Junto a minhas fotos, e há mais para enviar, relativas à minha estada em Guidajee até junho de 1974.

Caro Luis e Camaradas, há muita história entre Binta, Cufeu, Ujeque e Guidaje, a 300 Metros da Fronteira com o Senegal, a 6 Km de Cumbamori uma Base importante de IN, até ao dia da operação "Resgate" em Maio de 1973.

Bem hajam todos e muita saúde já que estamos todos F... mas não nos deixaremos ser apanhados apesar de tudo. Alfa Bravo Romeu. Djaura.

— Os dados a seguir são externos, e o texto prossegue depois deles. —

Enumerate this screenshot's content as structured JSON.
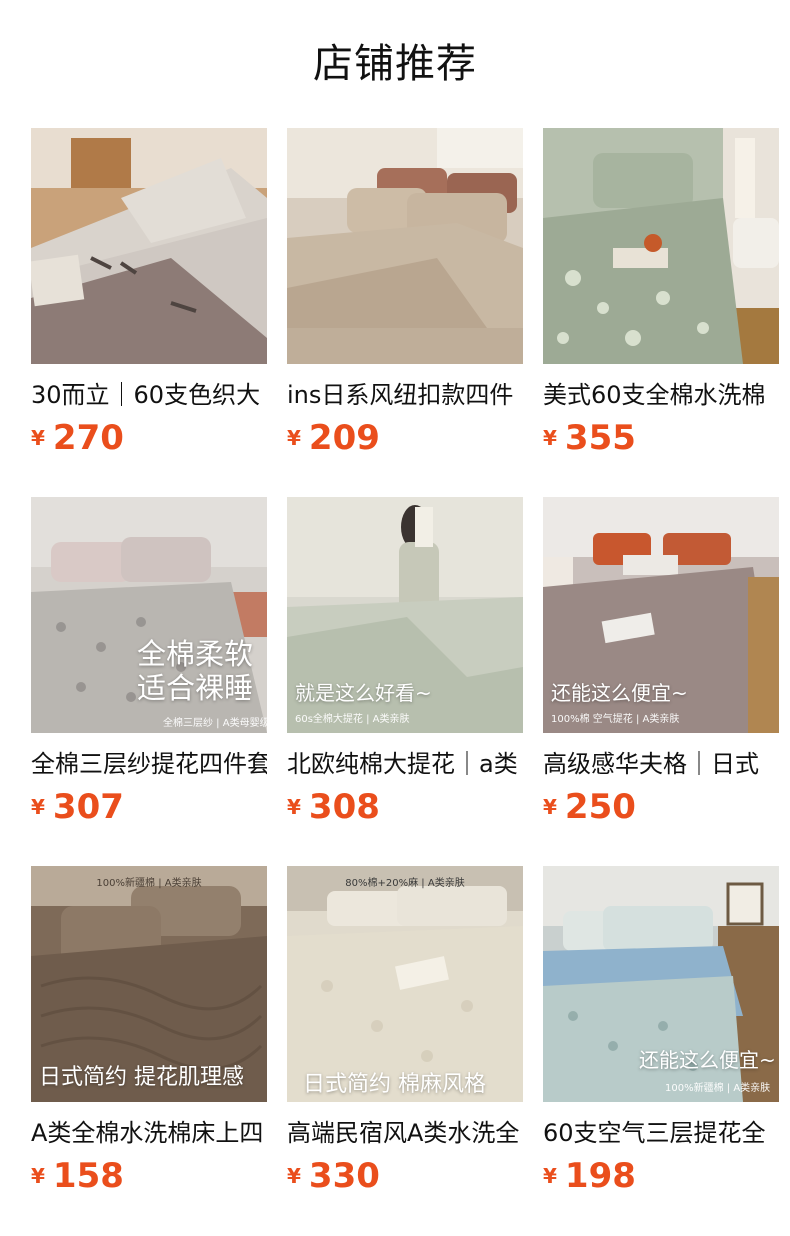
{
  "section_title": "店铺推荐",
  "currency": "¥",
  "products": [
    {
      "name": "30而立｜60支色织大",
      "price": "270"
    },
    {
      "name": "ins日系风纽扣款四件",
      "price": "209"
    },
    {
      "name": "美式60支全棉水洗棉",
      "price": "355"
    },
    {
      "name": "全棉三层纱提花四件套",
      "price": "307",
      "overlay": [
        "全棉柔软",
        "适合裸睡"
      ],
      "overlay_small": "全棉三层纱 | A类母婴级"
    },
    {
      "name": "北欧纯棉大提花｜a类",
      "price": "308",
      "overlay": [
        "就是这么好看~"
      ],
      "overlay_small": "60s全棉大提花 | A类亲肤"
    },
    {
      "name": "高级感华夫格｜日式",
      "price": "250",
      "overlay": [
        "还能这么便宜~"
      ],
      "overlay_small": "100%棉 空气提花 | A类亲肤"
    },
    {
      "name": "A类全棉水洗棉床上四",
      "price": "158",
      "overlay": [
        "日式简约 提花肌理感"
      ],
      "overlay_top": "100%新疆棉 | A类亲肤"
    },
    {
      "name": "高端民宿风A类水洗全",
      "price": "330",
      "overlay": [
        "日式简约 棉麻风格"
      ],
      "overlay_top": "80%棉+20%麻 | A类亲肤"
    },
    {
      "name": "60支空气三层提花全",
      "price": "198",
      "overlay": [
        "还能这么便宜~"
      ],
      "overlay_small": "100%新疆棉 | A类亲肤"
    }
  ]
}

3. Comentário do editor Luís Graça:

Camarada e, a partir de agora, amigo:

Não imaginas a alegria de encontrar um camarada como tu que, apesar das terríveis dificuldade por que passa a nossa Guiné (políticas, económicas, financeiras, sociais, sanitárias, etc.), ainda consegues acompanhar regularmente o nosso blogue e inclusive comentar os nossos postes.

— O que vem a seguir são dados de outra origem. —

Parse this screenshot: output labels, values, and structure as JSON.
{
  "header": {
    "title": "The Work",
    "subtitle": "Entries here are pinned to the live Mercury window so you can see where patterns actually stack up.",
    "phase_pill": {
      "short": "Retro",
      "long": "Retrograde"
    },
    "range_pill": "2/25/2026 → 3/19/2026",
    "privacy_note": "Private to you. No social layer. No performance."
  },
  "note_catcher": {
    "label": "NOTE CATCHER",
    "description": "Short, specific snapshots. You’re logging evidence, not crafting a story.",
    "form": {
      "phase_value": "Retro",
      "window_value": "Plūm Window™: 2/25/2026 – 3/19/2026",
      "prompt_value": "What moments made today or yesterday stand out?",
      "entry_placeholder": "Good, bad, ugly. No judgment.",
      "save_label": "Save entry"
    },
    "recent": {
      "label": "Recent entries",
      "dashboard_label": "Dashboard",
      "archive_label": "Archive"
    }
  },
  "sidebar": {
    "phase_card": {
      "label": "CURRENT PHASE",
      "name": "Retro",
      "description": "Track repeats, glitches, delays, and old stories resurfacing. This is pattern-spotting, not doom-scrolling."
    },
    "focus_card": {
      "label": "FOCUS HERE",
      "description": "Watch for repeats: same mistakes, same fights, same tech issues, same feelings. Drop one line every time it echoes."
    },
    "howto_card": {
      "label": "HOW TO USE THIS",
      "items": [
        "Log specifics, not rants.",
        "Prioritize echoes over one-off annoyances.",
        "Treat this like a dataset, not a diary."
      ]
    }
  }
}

Foi o teu comentário ao poste P5415, de ontem (*), que me veio alertar para a nossa troca de correspondência no verão passado. Há um lapso meu, de que tenho me penitenciar, pedindo-te desculpa em primeiro lugar. De facto, já devias ter sido formalmente apresentado à nossa Tabanca Grande (nossa, de todos nós, camaradas que fizeram juntos a guerra colonial da Guiné, enter 1963 e 1974). Cumpriste os requisitos todos, falta-te apenas contar, pelo menos, uma história de Guidaje, de preferência desse tempo terrível que foi a batalha de Guidaje em Maio de 1973... Sabemos como a tua CCAÇ 19 mas também outras unidades, dos très ramos das Forças Armadas Portugueses, sofreram nessa altura com a ofensiva do PAIGC. Temo aqui falado disso. Ficarei a aguardar, com muito interesse, o(s) teu(s) depoimento(s).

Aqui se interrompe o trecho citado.